The New Miles Davis Quintet (1955)

The New Miles Davis Quintet (1955)

Miles Davis signed with Prestige Records in 1951, when he was 25. Four years later, he was ready to move on to Columbia, but he still owed Prestige several albums. So he booked three recording sessions over the course of a year, which ultimately yielded five and a half albums’ worth of material. The first to be released, Miles: The New Miles Davis Quintet, will stand in for all of them (the rest are Cookin’ … , Relaxin’ … , Steamin’ … and Workin’ With the Miles Davis Quintet, and Miles Davis And The Modern Jazz Giants, all released in 1956-57. The material is almost all pulled from the repertoire the band — Davis on trumpet, John Coltrane on tenor saxophone, Red Garland on piano, Paul Chambers on bass, Philly Joe Jones on drums — was performing in clubs. So, a bunch of old Broadway show tunes transformed via substitute chord changes (aka “standards”), and a few basic variations on the blues.

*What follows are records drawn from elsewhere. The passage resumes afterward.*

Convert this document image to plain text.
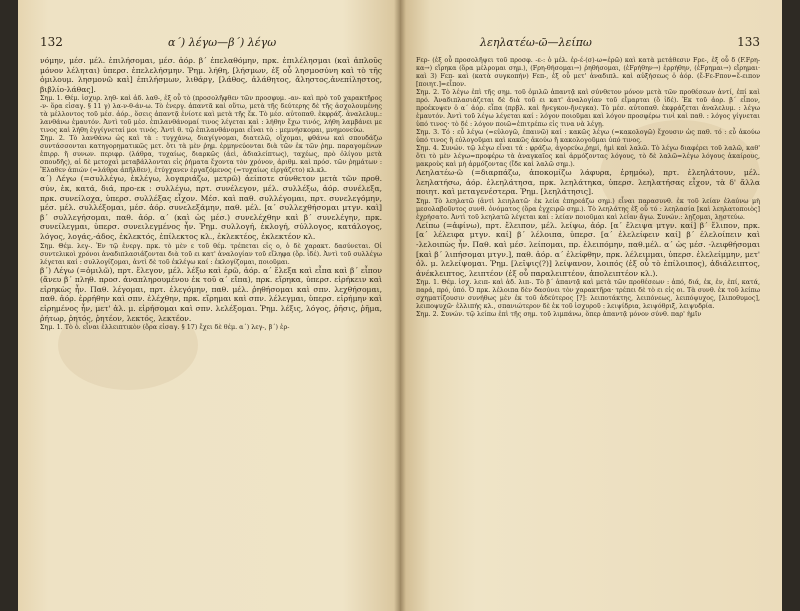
132	α΄) λέγω—β΄) λέγω

νόμην, μέσ. μέλ. ἐπιλήσομαι, μέσ. ἀόρ. β΄ ἐπελαθόμην, πρκ. ἐπιλέλησμαι (καὶ ἀπλοῦς μόνον λέληται) ὑπερσ. ἐπελελήσμην. Ῥημ. λήθη, [λήσμων, ἐξ οὗ λησμοσύνη καὶ τὸ τῆς ὁμιλουμ. λησμονῶ καὶ] ἐπιλήσμων, λιθάργ, [λάθος, ἀλάθητος, ἄληστος,ἀνεπίληστος, βιβλίο-λάθας].

Σημ. 1. Θέμ. ἰσχυρ. ληθ- καὶ ἀδ. λαθ-, ἐξ οὗ τὸ (προσολῆφθεν τῶν προσφυμ. -αν- καὶ πρὸ τοῦ χαρακτῆρος -ν- ὅρα εἰσαγ. § 11 γ) λα-ν-θ-άν-ω. Τὸ ἐνεργ. ἀπαντᾶ καὶ οὕτω, μετὰ τῆς δεύτερης δὲ τῆς ἀσχολουμένης τὰ μέλλοντος τοῦ μέσ. ἀόρ., ὅσεις ἀπαντᾷ ἐνίοτε καὶ μετὰ τῆς ἔκ. Τὸ μέσ. αὐτοπαθ. ἐκφράζ. ἀναλελυμ.: λανθάνω ἐμαυτόν. Ἀντὶ τοῦ μέσ. ἐπιλανθάνομαί τινος λέγεται καὶ : λήθην ἔχω τινός, λήθη λαμβάνει με τινος καὶ λήθη ἐγγίγνεταί μοι τινός. Ἀντὶ θ. τῷ ἐπιλανθάνομαι εἶναι τὸ : μεμνήσκομαι, μνημονεύω.

Σημ. 2. Τὸ λανθάνω ὡς καὶ τὰ : τυγχάνω, διαγίγνομαι, διατελῶ, οἴχομαι, φθάνω καὶ σπουδάζω συντάσσονται κατηγορηματικῶς μετ. ὅτι τὰ μὲν ῥημ. ἑρμηνεύονται διὰ τῶν ἐκ τῶν ῥημ. παραγομένων ἐπιρρ. ἢ συνων. περιφρ. (λάθρα, τυχαίως, διαρκῶς (ἀεὶ, ἀδιαλείπτως), ταχέως, πρὸ ὀλίγου μετὰ σπουδῆς), αἱ δὲ μετοχαὶ μεταβάλλονται εἰς ῥήματα ἔχοντα τὸν χρόνον, ἀριθμ. καὶ πρόσ. τῶν ῥημάτων : Ἔλαθεν ἀπιών (=λάθρα ἀπῆλθεν), ἐτύγχανεν ἐργαζόμενος (=τυχαίως εἰργάζετο) κλ.κλ.

α΄) Λέγω (=συλλέγω, ἐκλέγω, λογαριάζω, μετρῶ) ἀείποτε σύνθετον μετὰ τῶν προθ. σύν, ἐκ, κατά, διά, προ-εκ : συλλέγω, πρτ. συνέλεγον, μέλ. συλλέξω, ἀόρ. συνέλεξα, πρκ. συνείλοχα, ὑπερσ. συλλέξας εἶχον. Μέσ. καὶ παθ. συλλέγομαι, πρτ. συνελεγόμην, μέσ. μέλ. συλλέξομαι, μέσ. ἀόρ. συνελεξάμην, παθ. μέλ. [α΄ συλλεχθήσομαι μτγν. καὶ] β΄ συλλεγήσομαι, παθ. ἀόρ. α΄ (καὶ ὡς μέσ.) συνελέχθην καὶ β΄ συνελέγην, πρκ. συνείλεγμαι, ὑπερσ. συνειλεγμένος ἦν. Ῥημ. συλλογή, ἐκλογή, σύλλογος, κατάλογος, λόγος, λογάς,-άδος, ἐκλεκτός, ἐπίλεκτος κλ., ἐκλεκτέος, ἐκλεκτέον κλ.

Σημ. Θέμ. λεγ-. Ἐν τῷ ἐνεργ. πρκ. τὸ μὲν ε τοῦ θέμ. τρέπεται εἰς ο, ὁ δὲ χαρακτ. δασύνεται. Οἱ συντελικοὶ χρόνοι ἀναδιπλασιάζονται διὰ τοῦ ει κατ' ἀναλογίαν τοῦ εἴληφα (ὅρ. ἰδέ). Ἀντὶ τοῦ συλλέγω λέγεται καί : συλλογίζομαι, ἀντὶ δὲ τοῦ ἐκλέγω καί : ἐκλογίζομαι, ποιοῦμαι.

β΄) Λέγω (=ὁμιλῶ), πρτ. ἔλεγον, μέλ. λέξω καὶ ἐρῶ, ἀόρ. α΄ ἔλεξα καὶ εἶπα καὶ β΄ εἶπον (ἄνευ β΄ πληθ. προσ. ἀναπληρουμένου ἐκ τοῦ α΄ εἴπα), πρκ. εἴρηκα, ὑπερσ. εἰρήκειν καὶ εἰρηκὼς ἦν. Παθ. λέγομαι, πρτ. ἐλεγόμην, παθ. μέλ. ῥηθήσομαι καὶ σπν. λεχθήσομαι, παθ. ἀόρ. ἐρρήθην καὶ σπν. ἐλέχθην, πρκ. εἴρημαι καὶ σπν. λέλεγμαι, ὑπερσ. εἰρήμην καὶ εἰρημένος ἦν, μετ' ἀλ. μ. εἰρήσομαι καὶ σπν. λελέξομαι. Ῥημ. λέξις, λόγος, ῥῆσις, ῥῆμα, ῥήτωρ, ῥητός, ῥητέον, λεκτός, λεκτέον.

Σημ. 1. Τὸ ὁ. εἶναι ἐλλειπτικὸν (ὅρα εἰσαγ. § 17) ἔχει δὲ θέμ. α΄) λεγ-, β΄) ἐρ-

λεηλατέω-ῶ—λείπω	133

Fερ- (ἐξ οὗ προσολῆψει τοῦ προσφ. -ε-: ὁ μέλ. ἐρ-έ-(σ)-ω=ἐρῶ) καὶ κατὰ μετάθεσιν Fρε-, ἐξ οὗ δ (F.Fρη-κα→) εἴρηκα (ὅρα μέλρομαι σημ.), (Fρη-θήσομαι→) ῥηθήσομαι, (ἐFρήθην→) ἐρρήθην, (ἐFρημαι→) εἴρημαι· καὶ 3) Fεπ- καὶ (κατὰ συγκοπήν) Fεπ-, ἐξ οὗ μετ' ἀναδιπλ. καὶ αὐξήσεως ὁ ἀόρ. (ἔ-Fε-Fπον=ἔ-ειπον [ποιητ.]=εἶπον.

Σημ. 2. Τὸ λέγω ἐπὶ τῆς σημ. τοῦ ὁμιλῶ ἀπαντᾷ καὶ σύνθετον μόνον μετὰ τῶν προθέσεων ἀντί, ἐπί καὶ πρό. Ἀναδιπλασιάζεται δὲ διὰ τοῦ ει κατ' ἀναλογίαν τοῦ εἴμαρται (ὅ ἰδέ). Ἐκ τοῦ ἀορ. β΄ εἶπον, προέκυψεν ὁ α΄ ἀόρ. εἶπα (πρβλ. καὶ ἤνεγκον-ἤνεγκα). Τὸ μέσ. αὐτοπαθ. ἐκφράζεται ἀναλελυμ. : λέγω ἐμαυτόν. Ἀντὶ τοῦ λέγω λέγεται καί : λόγον ποιοῦμαι καὶ λόγον προσφέρω τινὶ καὶ παθ. : λόγος γίγνεται ὑπό τινος· τὸ δέ : λόγον ποιῶ=ἐπιτρέπω εἰς τινα νὰ λέγῃ.

Σημ. 3. Τό : εὖ λέγω (=εὐλογῶ, ἐπαινῶ) καί : κακῶς λέγω (=κακολογῶ) ἔχουσιν ὡς παθ. τό : εὖ ἀκούω ὑπό τινος ἢ εὐλογοῦμαι καὶ κακῶς ἀκούω ἢ κακολογοῦμαι ὑπό τινος.

Σημ. 4. Συνών. τῷ λέγω εἶναι τά : φράζω, ἀγορεύω,ῥημί, ἡμὶ καὶ λαλῶ. Τὸ λέγω διαφέρει τοῦ λαλῶ, καθ' ὅτι τὸ μὲν λέγω=προφέρω τὰ ἀναγκαῖος καὶ ἁρμόζοντας λόγους, τὸ δὲ λαλῶ=λέγω λόγους ἀκαίρους, μακροὺς καὶ μὴ ἁρμόζοντας (ἴδε καὶ λαλῶ σημ.).

Λεηλατέω-ῶ (=διαρπάζω, ἀποκομίζω λάφυρα, ἐρημόω), πρτ. ἐλεηλάτουν, μέλ. λεηλατήσω, ἀόρ. ἐλεηλάτησα, πρκ. λεηλάτηκα, ὑπερσ. λεηλατήσας εἶχον, τὰ δ' ἄλλα ποιητ. καὶ μεταγενέστερα. Ῥημ. [λεηλάτησις].

Σημ. Τὸ λεηλατῶ (ἀντὶ λειηλατῶ· ἐκ λεία ἐπηρεάζω σημ.) εἶναι παρασυνθ. ἐκ τοῦ λείαν ἐλαύνω μὴ μεσολαβοῦντος συνθ. ὀνόματος (ὅρα ἐγχειρῶ σημ.). Τὸ λεηλάτης ἐξ οὗ τό : λεηλασία [καὶ λεηλατοποιὸς] ἐχρήσατο. Ἀντὶ τοῦ λεηλατῶ λέγεται καί : λείαν ποιοῦμαι καὶ λείαν ἄγω. Συνών.: λῃζομαι, λῃστεύω.

Λείπω (=ἀφίνω), πρτ. ἔλειπον, μέλ. λείψω, ἀόρ. [α΄ ἔλειψα μτγν. καί] β΄ ἔλιπον, πρκ. [α΄ λέλειφα μτγν. καί] β΄ λέλοιπα, ὑπερσ. [α΄ ἐλελείφειν καί] β΄ ἐλελοίπειν καὶ -λελοιπὼς ἦν. Παθ. καὶ μέσ. λείπομαι, πρ. ἐλειπόμην, παθ.μέλ. α΄ ὡς μέσ. -λειφθήσομαι [καὶ β΄ λιπήσομαι μτγν.], παθ. ἀόρ. α΄ ἐλείφθην, πρκ. λέλειμμαι, ὑπερσ. ἐλελείμμην, μετ' ὀλ. μ. λελείψομαι. Ῥημ. [λεῖψις(?)] λείψανον, λοιπός (ἐξ οὗ τὸ ἐπίλοιπος), ἀδιάλειπτος, ἀνέκλειπτος, λειπτέον (ἐξ οὗ παραλειπτέον, ἀπολειπτέον κλ.).

Σημ. 1. Θέμ. ἰσχ. λειπ- καὶ ἀδ. λιπ-. Τὸ β΄ ἀπαντᾷ καὶ μετὰ τῶν προθέσεων : ἀπό, διά, ἐκ, ἐν, ἐπί, κατά, παρά, πρό, ὑπό. Ὁ πρκ. λέλοιπα δὲν δασύνει τὸν χαρακτῆρα· τρέπει δὲ τὸ ει εἰς οι. Τὰ συνθ. ἐκ τοῦ λείπω σχηματίζουσιν συνήθως μὲν ἐκ τοῦ ἀδεύτερος [?]: λειποτάκτης, λειπόνεως, λειπόψυχος, [λιποθυμος], λειποψυχῶ· ἐλλιπής κλ., σπανιώτερον δὲ ἐκ τοῦ ἰσχυροῦ : λειψίδρια, λειψόθριξ, λειψυδρία.

Σημ. 2. Συνών. τῷ λείπω ἐπὶ τῆς σημ. τοῦ λιμπάνω, ὅπερ ἀπαντᾷ μόνον σύνθ. παρ' ἡμῖν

Here’s the thing, though: This was an amazing band. Coltrane wasn’t yet the lightning-speed note-spewing machine he’d become in a few years, on his own 1960 album Giant Steps, but he had a thick, torso-vibrating tone that gave his solos more muscle than just about anybody else around. Garland was a swinging, bluesy pianist who brought a barroom energy to uptempo numbers and a romantic delicacy to ballads. Chambers’ bass work was all power and energy (he was a teenager when he joined the band), but he could pick up the bow and create surprisingly dark-toned moods. And Jones was an absolute jackhammer on the drums, driving the band mercilessly but with a greater crispness than more explosive players like Art Blakey or Roy Haynes. And Davis led them all, playing some of his cleanest and most beautiful solos. His style at this time was all about restraint; he never erupted into screaming high notes like Dizzy Gillespie. Instead, he made simple, but emotionally powerful statements, knowing just when to step away, having said exactly enough. This material, recorded in big batches, is all of a piece, and it’s all killer.